In earlier studies on NPWT/TNP the
researchers have concluded that this technology should be considered ”the
treatment of choice” for chronic (hard-to-heal) ulcers due to its significant
advantages concerning time for wound healing and ”wound bed preparation”
compared with conventional therapy. [1][2][8]
However, other researchers have reported that NPWT/TNP may improve wound
healing but that the body of evidence available is insufficient to clearly
prove an additional clinical benefit of this treatment.[22][23]
All patients in our study group had
had conventional therapy with a mean of 80 weeks (median 26 weeks) before
treatment with NPWT/TNP. Conventional therapy included compression with 2-, 3-
or 4- layer bandages depending on the ABPI and IPC when appropriate and
the use of dressings such as hydrocolloids, polyurethanes, topical
antimicrobials (cadexomer iodine and silver) or larvae therapy and pinch
grafting.
In the patients studied, treatment
with either conventional therapy or with NPWT/TNP did not achieve ulcer size
reductions of 20-40% within 2-4 weeks, which is said to be a reliable
predictive indicator of healing specifically for venous leg ulcers.[4]
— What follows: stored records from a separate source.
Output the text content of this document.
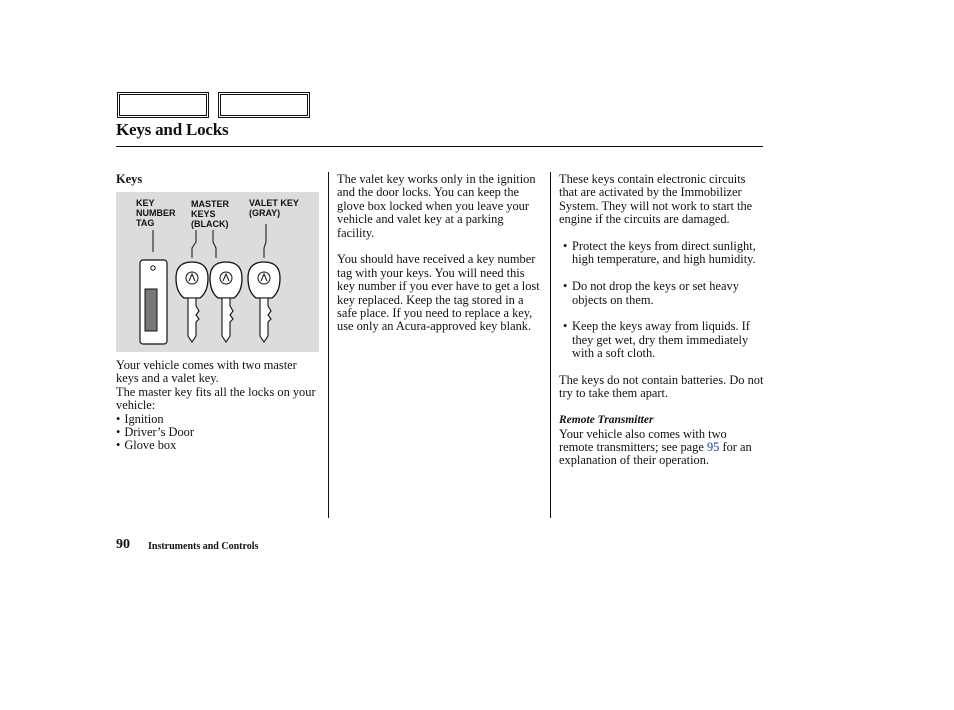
Keys and Locks

Keys

KEY
NUMBER
TAG
MASTER
KEYS
(BLACK)
VALET KEY
(GRAY)

Your vehicle comes with two master keys and a valet key.

The master key fits all the locks on your vehicle:

• Ignition

• Driver’s Door

• Glove box

The valet key works only in the ignition and the door locks. You can keep the glove box locked when you leave your vehicle and valet key at a parking facility.

You should have received a key number tag with your keys. You will need this key number if you ever have to get a lost key replaced. Keep the tag stored in a safe place. If you need to replace a key, use only an Acura-approved key blank.

These keys contain electronic circuits that are activated by the Immobilizer System. They will not work to start the engine if the circuits are damaged.

• Protect the keys from direct sunlight, high temperature, and high humidity.

• Do not drop the keys or set heavy objects on them.

• Keep the keys away from liquids. If they get wet, dry them immediately with a soft cloth.

The keys do not contain batteries. Do not try to take them apart.

Remote Transmitter

Your vehicle also comes with two remote transmitters; see page 95 for an explanation of their operation.

90 Instruments and Controls
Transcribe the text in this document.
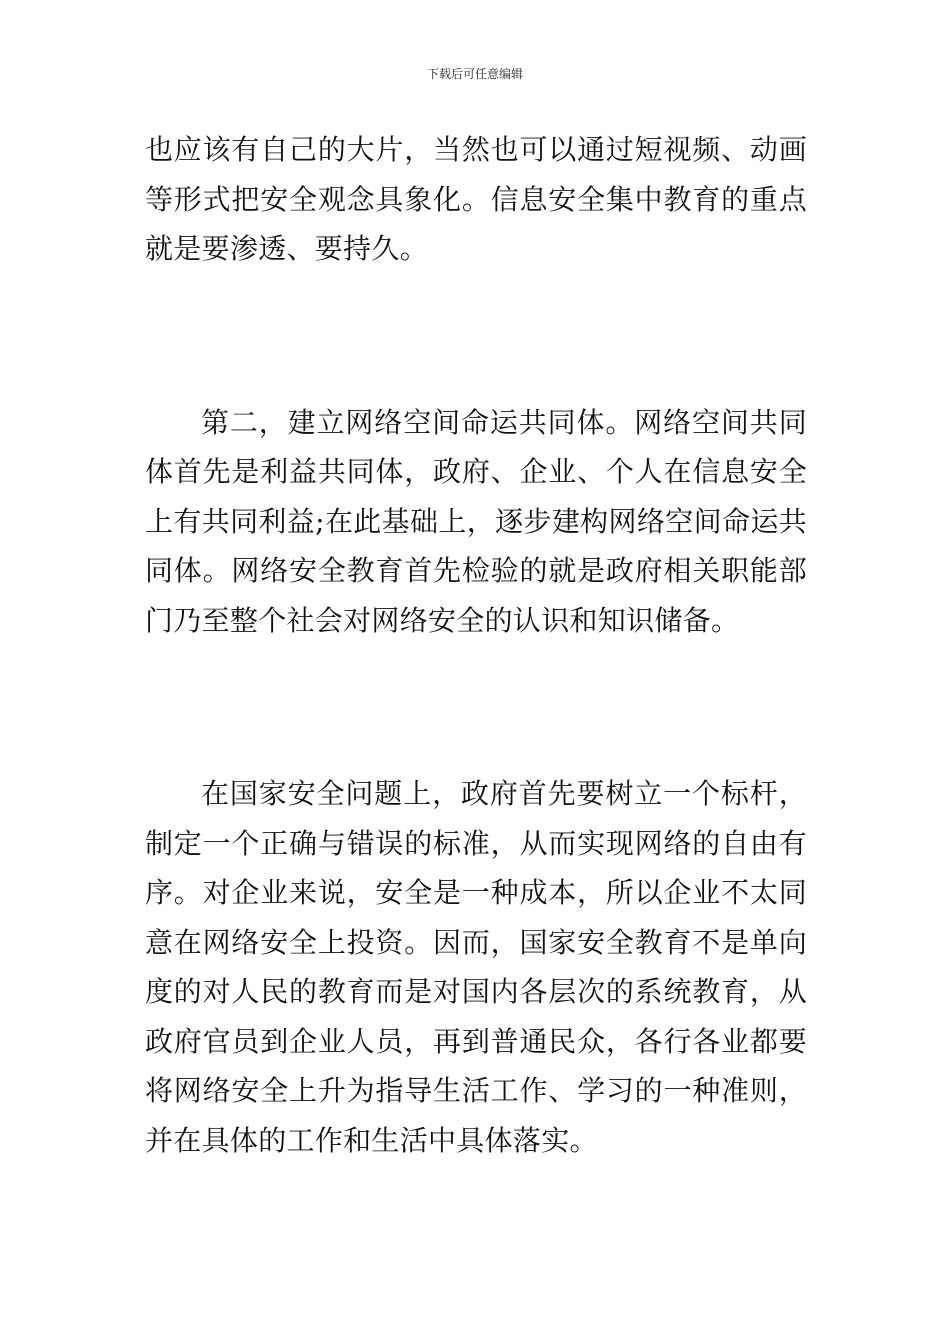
下载后可任意编辑

也应该有自己的大片，当然也可以通过短视频、动画等形式把安全观念具象化。信息安全集中教育的重点就是要渗透、要持久。

第二，建立网络空间命运共同体。网络空间共同体首先是利益共同体，政府、企业、个人在信息安全上有共同利益;在此基础上，逐步建构网络空间命运共同体。网络安全教育首先检验的就是政府相关职能部门乃至整个社会对网络安全的认识和知识储备。

在国家安全问题上，政府首先要树立一个标杆，制定一个正确与错误的标准，从而实现网络的自由有序。对企业来说，安全是一种成本，所以企业不太同意在网络安全上投资。因而，国家安全教育不是单向度的对人民的教育而是对国内各层次的系统教育，从政府官员到企业人员，再到普通民众，各行各业都要将网络安全上升为指导生活工作、学习的一种准则，并在具体的工作和生活中具体落实。
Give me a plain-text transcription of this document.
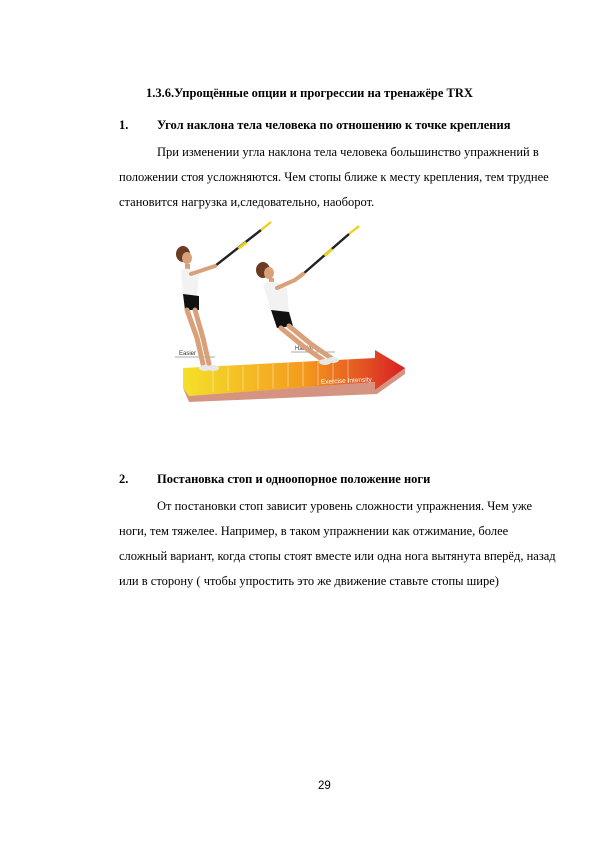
1.3.6.Упрощённые опции и прогрессии на тренажёре TRX
1. Угол наклона тела человека по отношению к точке крепления
При изменении угла наклона тела человека большинство упражнений в положении стоя усложняются. Чем стопы ближе к месту крепления, тем труднее становится нагрузка и,следовательно, наоборот.
Exercise Intensity
Easier
Harder
2. Постановка стоп и одноопорное положение ноги
От постановки стоп зависит уровень сложности упражнения. Чем уже ноги, тем тяжелее. Например, в таком упражнении как отжимание, более сложный вариант, когда стопы стоят вместе или одна нога вытянута вперёд, назад или в сторону ( чтобы упростить это же движение ставьте стопы шире)
29
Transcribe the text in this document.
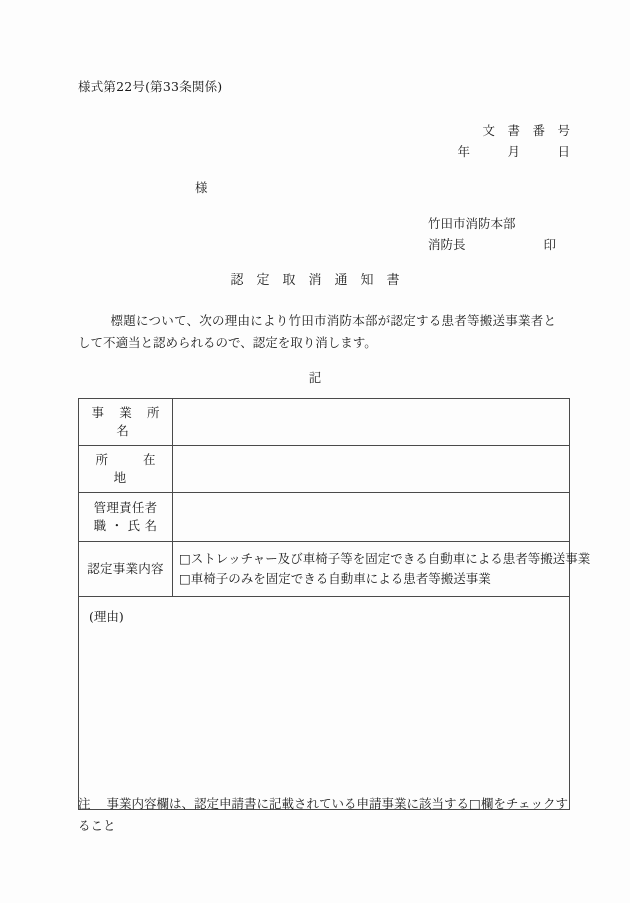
様式第22号(第33条関係)
文　書　番　号
年　　　月　　　日
様
竹田市消防本部
消防長	印
認　定　取　消　通　知　書
標題について、次の理由により竹田市消防本部が認定する患者等搬送事業者として不適当と認められるので、認定を取り消します。
記
事 業 所 名	
所　在　地	

管理責任者
職 ・ 氏 名	

認定事業内容	□ストレッチャー及び車椅子等を固定できる自動車による患者等搬送事業
□車椅子のみを固定できる自動車による患者等搬送事業

(理由)	
注 事業内容欄は、認定申請書に記載されている申請事業に該当する□欄をチェックすること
. However, NPWT/TNP did initiate formation of granulation tissue, within 1-3
weeks.
We consider treatment with negative
pressure in primary care, although manageable, to be one of many alternatives
for ulcers with delayed healing. We do not agree with earlier researchers [1][2][8]
that NPWT/TNP should be ”the treatment of choice” for hard-to-heal ulcers in
primary care.
Although calculating the costs was
not a primary aim, we found it important to note the costs for using
NPWT/TNP in primary care. Costs for treatment with NPWT/TNP in one study
were found to amount to approximately half the costs for conventional therapy.[2]
In our study we found that weekly costs for treatment with NPWT/TNP varied
between €279 and €339 (at 2009 price levels) which would be roughly
twice as high as was earlier reported for conventional therapy.[24]
The author has, as a general
practitioner with special interest in leg ulcer care, twenty years’ knowledge
of treating patients with hard-to-heal ulcers [12][16].
In my experience wound management demands well organized teams around the leg
ulcer patient, which is in accordance with findings in earlier studies[25][26].
Using modern treatment with NPWT/TNP in primary care thus requires teams
with the skills and abilities to meet the challenges of introducing new
techniques to achieve improved treatment outcomes.[27]
The problem of antibiotic resistance
worldwide and especially in wound management has not been discussed in this
study. However, it is thought that further studies on treatment with
NPWT/TNP in infected hard-to-heal ulcers should be undertaken.[28]
From the author's experience the
greatest benefit from using NPWT/TNP for patients with hard-to-heal ulcers or
complicated postoperative wounds in primary care, is the formation of
granulation tissue, which is a fundamental requirement in ulcer healing.
Considering the small study
size, the population heterogeneity and the treatment regimens before
TNP/NPWT, our experience is that treatment with negative pressure could be used
as a manageable alternative for wound management in primary care.